David Taylor, an assistant professor in U of T's department of civil and mineral engineering, checks on his pressure, flow and turbidity sensors in a valve chamber in Delhi, India (photo courtesy of David Taylor)
For more than a billion people around the world, running water comes from “intermittent” systems that turn on and off at various times of the week.
The idea of an intermittent water system may seem strange to engineers from developed countries since constantly filling and emptying pipes puts stress on the system and opens the door to contamination from rainwater or sewage.
But University of Toronto researcher David Taylor believes there may actually be benefits to intermittent systems.
“One obvious example is that a pipe can’t leak if there is no water in it,” says Taylor, an assistant professor in the department of civil and mineral engineering in the Faculty of Applied Science & Engineering. “If you have no budget for repairs, turning off the taps at night when nobody is using them is a very effective way to stop losing water to leaks – at least in the short run.”
In a paper recently published in Water Resources Research, Taylor proposes a simple, yet powerful model to explain why and how these systems came to be – and how they fit into the global challenge of meeting international targets for human development and safe drinking water.
His PhD thesis involved working with water companies in Delhi, India and trying to understand how intermittent operation affected their ability to meet customer demand. One way to do this is to build a hydraulic model – a virtual representation of every pipe, valve and customer inside a computer. But Taylor quickly found that such detailed models weren’t especially helpful.
“These systems are chaotic,” explains Taylor. “There are often pipes or valves that are missing from the official charts. We usually don’t know as much as we think we do, and in that situation fancy models can’t tell us much.”
Rather than give up, Taylor asked himself a question: What would the model look like if I admit that I know almost nothing about the network?
“You don’t need a detailed understanding of food chemistry to know that if you want twice as many cookies you had better add twice as much of everything, not just the flour,” says Taylor. “It turns out that if you model a water supply system in this simple, first-order way, there’s a lot you can learn.”
Taylor’s single-equation model can, among other things, describe the key differences between how a system behaves when customers are satisfied versus when they are not.
When customers are not satisfied, doubling supply time – say, moving from one to two hours per day – requires twice the amount of water, because people are taking all they can get. But when customers are getting enough water, demand levels off. In this situation, each additional hour costs a lot less because weaker effects, such as leakage, are now the dominant factor.
This distinction helps resolve a long-standing debate about whether intermittent systems waste water or save water. In the unsatisfied case, they probably save water, but they do so by leaving customers thirsty. In the satisfied case, the hassle of turning off and on the pipes probably isn’t worth the gain in terms of water savings.
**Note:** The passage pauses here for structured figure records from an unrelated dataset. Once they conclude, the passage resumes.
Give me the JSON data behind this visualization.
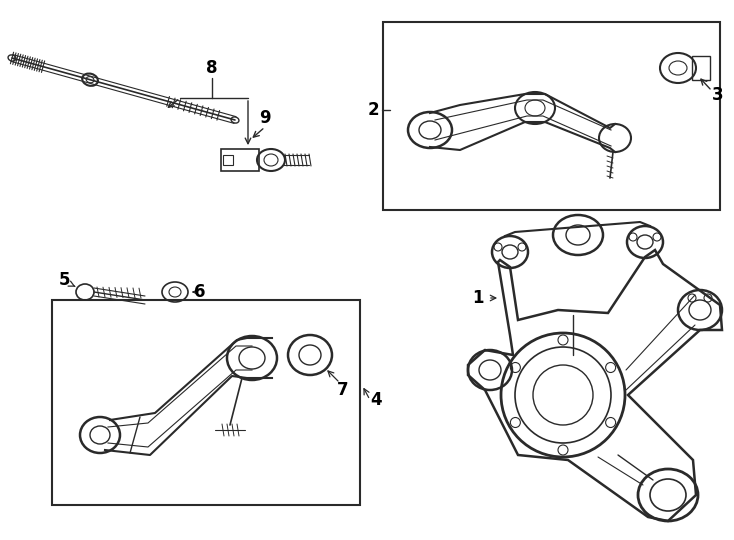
{
  "bg_color": "#ffffff",
  "line_color": "#2a2a2a",
  "fig_width": 7.34,
  "fig_height": 5.4,
  "dpi": 100
}
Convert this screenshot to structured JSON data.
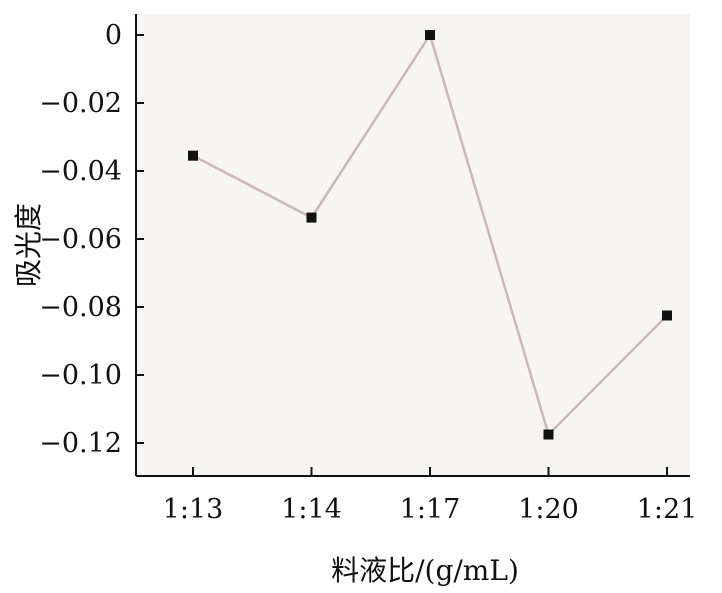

In his paper, Taylor lays out his model and describes how it might be used to analyze existing systems and set goals for new ones. He calibrated the model by comparing its results with those of a much more complex one and found that the agreement between the two models was high enough to be able to provide useful insights, such as whether a given upgrade is likely to be cost-effective.
“The model lets you see right away what the effect of altering a parameter is going to be, whether it’s leakage or demand or whatever,” says Taylor. “That enables you to do these back-of-the-envelope calculations and determine whether what you’re proposing is feasible.”
Another key aspect of the model is that it is dimensionless. For example, the amount of time the system supplies water is not measured in minutes or hours, but rather the percentage of time the system is turned on. This makes it easier to compare systems with each other. Taylor also hopes that it will help in global efforts to meet the UN’s Sustainable Development Goals and its Human Right to Water.
“These documents say that water needs to be ‘available when needed,’ but that might mean different things in different places,” he says. “Maybe its 24 hours a day, maybe it’s 12, maybe it’s less. What I hope this model can do is present a theoretical framework for how we decide which systems count as safely managed water supplies and which ones don’t.
“Without a way to decide which intermittent systems count as ‘safe’, we don’t stand a chance of hitting our 2030 global goals for access to clean and affordable water,” he adds.
“The model can help guide us as we start to make the major infrastructure investments needed to hit these goals.”